WSU Upward Bound projects will include WSU staff members who will work with local high school teachers to offer after school and occasional Saturday activities. Areas of emphasis will include English and literature, math, laboratory sciences, social sciences and foreign language. Additional activities during the school year will include career exploration activities, cultural field trips and visits to college campuses and workshops for parents and teachers.
All three programs will also offer a four-week summer residential academic program on the Pullman campus for all eligible participants.

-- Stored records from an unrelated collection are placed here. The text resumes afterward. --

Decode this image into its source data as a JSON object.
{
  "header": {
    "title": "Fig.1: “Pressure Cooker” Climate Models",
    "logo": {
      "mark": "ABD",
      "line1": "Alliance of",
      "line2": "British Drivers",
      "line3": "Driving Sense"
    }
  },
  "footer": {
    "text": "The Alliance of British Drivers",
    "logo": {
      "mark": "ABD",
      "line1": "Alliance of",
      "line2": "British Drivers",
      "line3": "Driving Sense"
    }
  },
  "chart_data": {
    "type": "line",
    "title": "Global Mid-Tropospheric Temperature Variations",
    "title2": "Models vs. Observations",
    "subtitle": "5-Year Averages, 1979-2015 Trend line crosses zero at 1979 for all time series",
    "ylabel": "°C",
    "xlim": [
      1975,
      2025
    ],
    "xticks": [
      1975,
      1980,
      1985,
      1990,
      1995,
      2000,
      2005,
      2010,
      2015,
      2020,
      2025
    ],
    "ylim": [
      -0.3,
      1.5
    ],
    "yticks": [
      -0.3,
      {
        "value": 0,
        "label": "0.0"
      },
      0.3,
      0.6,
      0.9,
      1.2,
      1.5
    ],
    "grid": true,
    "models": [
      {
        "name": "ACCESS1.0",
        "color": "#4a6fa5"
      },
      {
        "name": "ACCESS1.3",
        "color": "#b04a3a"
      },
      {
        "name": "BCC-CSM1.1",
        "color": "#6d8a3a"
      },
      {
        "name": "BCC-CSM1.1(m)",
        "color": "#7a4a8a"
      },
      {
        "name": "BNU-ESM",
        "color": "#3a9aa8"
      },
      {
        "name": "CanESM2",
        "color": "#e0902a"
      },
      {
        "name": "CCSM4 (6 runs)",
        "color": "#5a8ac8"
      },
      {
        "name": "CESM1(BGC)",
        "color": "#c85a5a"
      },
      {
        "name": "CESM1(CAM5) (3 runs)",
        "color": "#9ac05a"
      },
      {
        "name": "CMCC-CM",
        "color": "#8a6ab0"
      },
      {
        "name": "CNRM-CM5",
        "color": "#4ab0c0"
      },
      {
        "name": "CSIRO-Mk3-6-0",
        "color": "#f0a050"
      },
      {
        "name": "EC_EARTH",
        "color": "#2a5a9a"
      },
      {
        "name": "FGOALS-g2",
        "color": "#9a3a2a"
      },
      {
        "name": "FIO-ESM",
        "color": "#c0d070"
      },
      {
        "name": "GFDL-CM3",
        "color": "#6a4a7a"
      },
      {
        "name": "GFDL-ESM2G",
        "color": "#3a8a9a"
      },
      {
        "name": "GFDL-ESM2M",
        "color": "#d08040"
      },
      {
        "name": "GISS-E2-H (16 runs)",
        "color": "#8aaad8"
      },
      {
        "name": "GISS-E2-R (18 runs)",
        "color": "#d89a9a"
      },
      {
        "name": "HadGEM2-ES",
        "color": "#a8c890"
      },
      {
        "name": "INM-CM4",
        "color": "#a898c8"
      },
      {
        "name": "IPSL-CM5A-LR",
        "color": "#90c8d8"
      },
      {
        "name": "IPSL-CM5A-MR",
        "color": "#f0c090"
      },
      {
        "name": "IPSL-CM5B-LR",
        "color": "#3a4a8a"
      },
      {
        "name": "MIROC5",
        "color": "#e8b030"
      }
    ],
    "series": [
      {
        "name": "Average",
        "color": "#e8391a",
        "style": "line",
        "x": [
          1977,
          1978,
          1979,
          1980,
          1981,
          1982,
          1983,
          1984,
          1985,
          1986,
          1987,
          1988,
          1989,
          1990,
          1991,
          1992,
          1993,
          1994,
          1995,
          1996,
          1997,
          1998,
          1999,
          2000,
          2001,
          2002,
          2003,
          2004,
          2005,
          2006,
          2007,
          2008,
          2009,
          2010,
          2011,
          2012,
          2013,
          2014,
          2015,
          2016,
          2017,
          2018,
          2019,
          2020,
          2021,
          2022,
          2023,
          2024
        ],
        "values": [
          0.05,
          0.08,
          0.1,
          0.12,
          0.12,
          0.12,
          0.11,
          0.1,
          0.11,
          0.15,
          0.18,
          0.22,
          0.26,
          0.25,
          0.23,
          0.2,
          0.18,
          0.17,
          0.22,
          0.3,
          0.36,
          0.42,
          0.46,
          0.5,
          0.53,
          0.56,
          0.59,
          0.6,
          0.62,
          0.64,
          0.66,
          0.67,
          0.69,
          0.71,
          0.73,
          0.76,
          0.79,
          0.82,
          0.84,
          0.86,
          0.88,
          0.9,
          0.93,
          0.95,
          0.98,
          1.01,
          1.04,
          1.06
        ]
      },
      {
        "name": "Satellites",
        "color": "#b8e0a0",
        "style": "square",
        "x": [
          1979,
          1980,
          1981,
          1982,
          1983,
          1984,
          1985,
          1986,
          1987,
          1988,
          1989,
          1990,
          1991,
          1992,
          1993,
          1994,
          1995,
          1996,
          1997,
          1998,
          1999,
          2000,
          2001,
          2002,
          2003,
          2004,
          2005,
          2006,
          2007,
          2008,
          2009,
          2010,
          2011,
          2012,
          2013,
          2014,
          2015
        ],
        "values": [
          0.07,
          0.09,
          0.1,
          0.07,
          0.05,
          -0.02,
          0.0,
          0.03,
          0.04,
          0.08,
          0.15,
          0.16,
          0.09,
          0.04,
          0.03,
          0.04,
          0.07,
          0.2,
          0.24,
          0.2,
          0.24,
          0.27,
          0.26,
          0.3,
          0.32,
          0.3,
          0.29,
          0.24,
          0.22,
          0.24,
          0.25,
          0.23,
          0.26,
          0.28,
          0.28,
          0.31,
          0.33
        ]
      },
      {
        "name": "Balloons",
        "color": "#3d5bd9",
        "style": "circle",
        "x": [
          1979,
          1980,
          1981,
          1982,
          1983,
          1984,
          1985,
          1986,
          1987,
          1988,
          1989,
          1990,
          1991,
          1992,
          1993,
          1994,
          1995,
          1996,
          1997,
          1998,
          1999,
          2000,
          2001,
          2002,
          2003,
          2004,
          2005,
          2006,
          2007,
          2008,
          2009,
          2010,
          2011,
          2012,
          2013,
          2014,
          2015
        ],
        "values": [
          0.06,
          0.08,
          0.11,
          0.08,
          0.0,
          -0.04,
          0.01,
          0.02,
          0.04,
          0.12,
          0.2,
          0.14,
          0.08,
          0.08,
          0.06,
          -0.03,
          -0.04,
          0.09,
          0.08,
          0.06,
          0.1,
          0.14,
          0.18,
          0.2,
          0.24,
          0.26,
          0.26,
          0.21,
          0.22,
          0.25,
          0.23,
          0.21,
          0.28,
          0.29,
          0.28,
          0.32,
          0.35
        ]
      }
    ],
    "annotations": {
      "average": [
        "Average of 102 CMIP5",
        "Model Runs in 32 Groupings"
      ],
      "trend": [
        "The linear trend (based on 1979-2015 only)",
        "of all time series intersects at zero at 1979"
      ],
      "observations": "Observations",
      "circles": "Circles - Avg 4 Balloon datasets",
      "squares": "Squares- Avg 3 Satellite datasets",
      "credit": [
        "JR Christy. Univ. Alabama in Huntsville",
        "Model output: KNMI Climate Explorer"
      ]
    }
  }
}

This summer program will offer academic courses, work-study components, tutoring and other activities related to the needs of the participants.
The Upward Bound grants will empower 150 eligible participants each year with the academic skills, information and motivation necessary for persistence and success in their secondary and postsecondary education.
WSU officials hope to see increased awareness and expectations by students, parents, teachers and community members that postsecondary education is a possibility for students from these underrepresented groups. They also hope to see stronger preparation for college-level work, increased high school graduation rates and higher college entry and completion rates.
“The success of these programs is almost totally dependant upon a strong partnership between WSU, local school districts and the communities they serve,” Jamison said.